In Leipzig gingen rund 3000 Mitarbeiterinnen und Mitarbeiter des öffentlichen Dienstes auf die Straße. dbb Chef Ulrich Silberbach untermauerte den Anspruch der Kolleginnen und Kollegen auf Teilhabe an der allgemeinen Einkommensentwicklung und verwies auf den Bezahlungsabstand zum Bund: „Die Bedürfnisse der Beschäftigten der Länder sind keine anderen als die derjenigen in den Kommunen und beim Bund. Auch sie müssen Miete, Strom und Schulsachen für ihre Kinder bezahlen. Die Lücke zu schließen ist keine Frage des Wohlwollens, sondern eine Verpflichtung der Arbeitgeber.“ Die Länder dürften sich mit dem Verweis auf Haushaltslagen nicht aus ihrer gesellschaftlichen Verantwortung stehlen: „In der Bundesrepublik fehlen derzeit bis zu 50 000 Lehrerinnen und Lehrer, eine Million Unterrichtsstunden fallen aus – pro Woche! Wer am Rückgrat des Bildungssystems spart, spart an den Zukunftschancen der kommenden Generationen.“ Wenn Schule es nicht mehr schaffe, „die Kleinen fit für Großes“ zu machen, komme das die Gesellschaft am Ende teurer, als bereits heute für eine nachhaltige Bildungspolitik zu sorgen.
Auch in Hamburg zogen 1.500 Frauen und Männer mit einem Protestmarsch durch die Innenstadt. Einige von ihnen machten mit einem Sprung in die eiskalte Alster auf die prekäre Lage des öffentlichen Dienstes aufmerksam. „Uns steht das Wasser bis zum Hals“, betonte dbb Vize Friedhelm Schäfer. „Der öffentliche Dienst hat es mit Personaldefiziten im sechsstelligen Bereich, einer ausgesprochen angespannten Angebotslage auf dem Arbeitsmarkt und demografischen wie technischen Mega-Herausforderungen zu tun. Den Arbeitgebern fällt dazu nichts Besseres ein als das Zelebrieren von Tarifritualen“, kritisierte Schäfer mit Blick auf die TdL, die unter der Führung von Berlins Finanzsenator Matthias Kollatz auch zur zweiten Verhandlungsrunde am 6./7. Februar in Potsdam mit leeren Händen gekommen war und die Gewerkschaftsforderungen erneut als überzogen zurückgewiesen hatte. „Wer jetzt auf Zeit spielt, verspielt die Zukunft“, warnte Schäfer und forderte die Arbeitgeber auf, endlich ein verhandelbares Angebot auf den Tisch zu legen.

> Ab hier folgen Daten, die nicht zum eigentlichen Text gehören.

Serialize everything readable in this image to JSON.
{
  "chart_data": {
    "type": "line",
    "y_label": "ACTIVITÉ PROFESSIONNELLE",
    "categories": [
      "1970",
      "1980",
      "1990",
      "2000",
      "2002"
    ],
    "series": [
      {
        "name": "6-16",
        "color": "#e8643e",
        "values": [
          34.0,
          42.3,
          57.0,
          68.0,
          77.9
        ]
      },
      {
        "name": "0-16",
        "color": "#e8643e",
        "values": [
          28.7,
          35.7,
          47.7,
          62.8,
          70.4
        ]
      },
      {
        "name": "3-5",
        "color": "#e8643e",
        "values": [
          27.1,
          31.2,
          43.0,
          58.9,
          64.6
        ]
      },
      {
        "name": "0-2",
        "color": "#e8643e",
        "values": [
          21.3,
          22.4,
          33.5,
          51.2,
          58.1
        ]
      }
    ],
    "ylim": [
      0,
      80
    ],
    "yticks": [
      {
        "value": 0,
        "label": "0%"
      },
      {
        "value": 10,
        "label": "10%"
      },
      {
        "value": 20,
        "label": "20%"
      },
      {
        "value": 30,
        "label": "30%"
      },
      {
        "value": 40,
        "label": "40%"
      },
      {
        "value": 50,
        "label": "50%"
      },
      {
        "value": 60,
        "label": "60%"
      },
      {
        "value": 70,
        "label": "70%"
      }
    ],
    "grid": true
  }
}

In Stuttgart forderten mehr als 1000 Beschäftigte des öffentlichen Dienstes höhere Einkommen. dbb Tarifchef Volker Geyer verteidigte die Forderung der Gewerkschaften nach 6 Prozent mehr Lohn: „Das Argument der Arbeitgeber, unsere Forderung raube ihnen Geld für wichtige Investitionen, ist Unsinn. Gute Tarifpolitik ist die beste Investition in die Zukunft. Wenn nicht in Lehrkräfte, Polizisten, Erzieherinnen, IT-Fachkräfte oder Ingenieure – in wen oder was will Baden-Württemberg sonst investieren?“ Vor dem Hintergrund des Personalmangels im öffentlichen Dienst, der sich aufgrund demografischer Faktoren künftig noch verstärken werde, sei es unabdingbar, jetzt die Voraussetzungen für attraktive berufliche Perspektiven zu schaffen, die neues Personal nicht nur anlocken, sondern auch binden können. „Die kontinuierlich positive Entwicklung der Länderhaushalte der vergangenen Jahre spricht dafür, und das fordern wir jetzt ein!“
Hintergrund
Kernforderungen des dbb
6 Prozent mehr Einkommen, mindestens 200 Euro (Laufzeit: 12 Monate). Eine angemessene und zukunftsfähige Entgeltordnung für den TV-L. Die Erhöhung der Pflegetabelle um 300 Euro. Ein Fahrplan für die Einführung der Paralleltabelle im Bereich der Lehrkräfte. Stufengleiche Höhergruppierung. 100 Euro mehr für Auszubildende und unbefristete Übernahme.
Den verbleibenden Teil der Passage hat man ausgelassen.